Genetic drivers of age-related changes in urinary magnesium excretion.

Abstract

Although age-dependent alterations in urinary magnesium (Mg2+) excretion have been described, the underlying mechanism remains elusive. As heritability significantly contributes to variations in urinary Mg2+excretion, we measured urinary Mg2+ excretion at different ages in a cohort of genetically variable Diversity Outbred (DO) mice. Compared to animals aged 6 months, an increase in Mg2+ excretion was observed at 12 and 18 months. Quantitative trait locus (QTL) analysis revealed an association of a locus on chromosome 10 with Mg2+ excretion at 6 months of age, with Oit3 (encoding oncoprotein-induced transcript 3; OIT3) as our primary candidate gene.

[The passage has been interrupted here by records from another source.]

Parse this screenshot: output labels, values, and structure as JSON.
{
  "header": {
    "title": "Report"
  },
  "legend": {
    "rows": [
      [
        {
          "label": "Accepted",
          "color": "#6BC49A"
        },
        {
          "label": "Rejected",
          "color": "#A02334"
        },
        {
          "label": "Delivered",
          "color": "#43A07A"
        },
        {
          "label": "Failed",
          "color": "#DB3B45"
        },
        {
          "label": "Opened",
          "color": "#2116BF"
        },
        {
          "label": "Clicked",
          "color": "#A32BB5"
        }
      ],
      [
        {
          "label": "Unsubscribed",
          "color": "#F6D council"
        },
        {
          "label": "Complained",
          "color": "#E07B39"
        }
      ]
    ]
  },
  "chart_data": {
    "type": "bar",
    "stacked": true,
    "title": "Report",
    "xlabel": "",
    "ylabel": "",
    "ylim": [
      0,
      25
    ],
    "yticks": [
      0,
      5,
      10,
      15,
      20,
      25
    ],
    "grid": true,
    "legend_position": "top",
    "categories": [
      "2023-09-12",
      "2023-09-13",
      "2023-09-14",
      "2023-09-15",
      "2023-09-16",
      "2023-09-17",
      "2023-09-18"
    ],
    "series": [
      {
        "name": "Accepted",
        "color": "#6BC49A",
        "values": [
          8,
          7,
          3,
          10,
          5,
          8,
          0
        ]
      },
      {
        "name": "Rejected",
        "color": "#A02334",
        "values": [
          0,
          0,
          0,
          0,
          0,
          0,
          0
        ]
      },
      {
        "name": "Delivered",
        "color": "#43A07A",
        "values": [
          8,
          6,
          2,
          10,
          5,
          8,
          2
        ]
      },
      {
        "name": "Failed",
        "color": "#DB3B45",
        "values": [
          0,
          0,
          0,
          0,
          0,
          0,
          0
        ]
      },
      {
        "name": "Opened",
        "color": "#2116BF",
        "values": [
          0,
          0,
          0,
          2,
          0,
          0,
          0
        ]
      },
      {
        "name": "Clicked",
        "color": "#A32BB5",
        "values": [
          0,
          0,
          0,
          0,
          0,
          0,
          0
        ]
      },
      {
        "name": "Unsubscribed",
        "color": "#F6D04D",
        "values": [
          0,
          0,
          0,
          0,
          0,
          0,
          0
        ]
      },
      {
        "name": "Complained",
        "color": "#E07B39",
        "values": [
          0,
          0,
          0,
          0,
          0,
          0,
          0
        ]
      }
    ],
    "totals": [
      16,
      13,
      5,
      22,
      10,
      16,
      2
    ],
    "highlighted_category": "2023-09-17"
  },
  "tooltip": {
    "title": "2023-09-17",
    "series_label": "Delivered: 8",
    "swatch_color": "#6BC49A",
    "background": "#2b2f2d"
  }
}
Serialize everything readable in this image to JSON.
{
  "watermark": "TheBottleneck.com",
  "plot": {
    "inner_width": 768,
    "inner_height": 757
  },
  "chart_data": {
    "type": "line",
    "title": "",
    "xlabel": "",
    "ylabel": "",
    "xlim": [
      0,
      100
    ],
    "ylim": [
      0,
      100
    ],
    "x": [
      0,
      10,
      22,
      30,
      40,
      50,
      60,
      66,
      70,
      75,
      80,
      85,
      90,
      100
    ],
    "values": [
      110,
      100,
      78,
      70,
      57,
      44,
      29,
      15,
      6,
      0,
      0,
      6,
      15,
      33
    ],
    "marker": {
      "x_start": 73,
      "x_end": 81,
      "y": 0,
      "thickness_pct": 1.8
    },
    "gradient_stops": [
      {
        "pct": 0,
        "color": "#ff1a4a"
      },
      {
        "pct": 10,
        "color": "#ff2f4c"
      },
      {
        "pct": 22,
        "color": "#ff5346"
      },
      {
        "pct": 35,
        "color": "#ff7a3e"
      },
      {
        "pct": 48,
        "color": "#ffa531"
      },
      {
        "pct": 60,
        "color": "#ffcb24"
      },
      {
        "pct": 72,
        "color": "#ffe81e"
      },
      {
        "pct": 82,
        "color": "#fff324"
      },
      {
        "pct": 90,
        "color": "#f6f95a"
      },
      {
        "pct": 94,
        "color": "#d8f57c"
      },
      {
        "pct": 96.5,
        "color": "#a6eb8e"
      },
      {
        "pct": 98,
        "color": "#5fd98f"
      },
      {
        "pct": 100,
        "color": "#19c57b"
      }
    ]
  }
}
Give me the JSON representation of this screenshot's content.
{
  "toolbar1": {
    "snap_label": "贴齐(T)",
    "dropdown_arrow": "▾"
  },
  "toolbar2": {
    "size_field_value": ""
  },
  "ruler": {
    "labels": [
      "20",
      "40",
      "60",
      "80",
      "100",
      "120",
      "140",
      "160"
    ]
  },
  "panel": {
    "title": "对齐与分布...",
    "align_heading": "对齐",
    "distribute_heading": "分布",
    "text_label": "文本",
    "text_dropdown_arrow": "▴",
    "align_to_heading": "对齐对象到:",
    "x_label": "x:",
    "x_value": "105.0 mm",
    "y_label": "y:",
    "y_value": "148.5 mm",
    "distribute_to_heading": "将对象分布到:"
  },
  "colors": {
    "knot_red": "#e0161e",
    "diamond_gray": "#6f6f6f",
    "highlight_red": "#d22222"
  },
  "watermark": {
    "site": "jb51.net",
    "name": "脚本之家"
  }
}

To study the possible role of OIT3 in renal Mg2+ handling, we generated and characterized Oit3 knockout (Oit3-/-) mice. Although a slightly lower serum Mg2+ concentration was present in male Oit3-/- mice, this effect was not observed in female Oit3-/- mice. Additionally, urinary Mg2+ excretion and the expression of renal magnesiotropic genes was unaltered in Oit3-/- mice. For animals aged 12 and 18 months, QTL analysis revealed an association with a locus on chromosome 19, which contains the gene encoding TRPM6, a known Mg2+ channel involved in renal Mg2+ reabsorption. Comparison with RNAseq data revealed that Trpm6 mRNA expression is inversely correlated with the QTL effect, implying that TRPM6 may be involved in age-dependent changes in urinary Mg2+ excretion in mice. In conclusion, we show here that variants in Oit3 and Trpm6 are associated with urinary Mg2+ excretion at distinct periods in life, although OIT3 is unlikely to affect renal Mg2+ handling.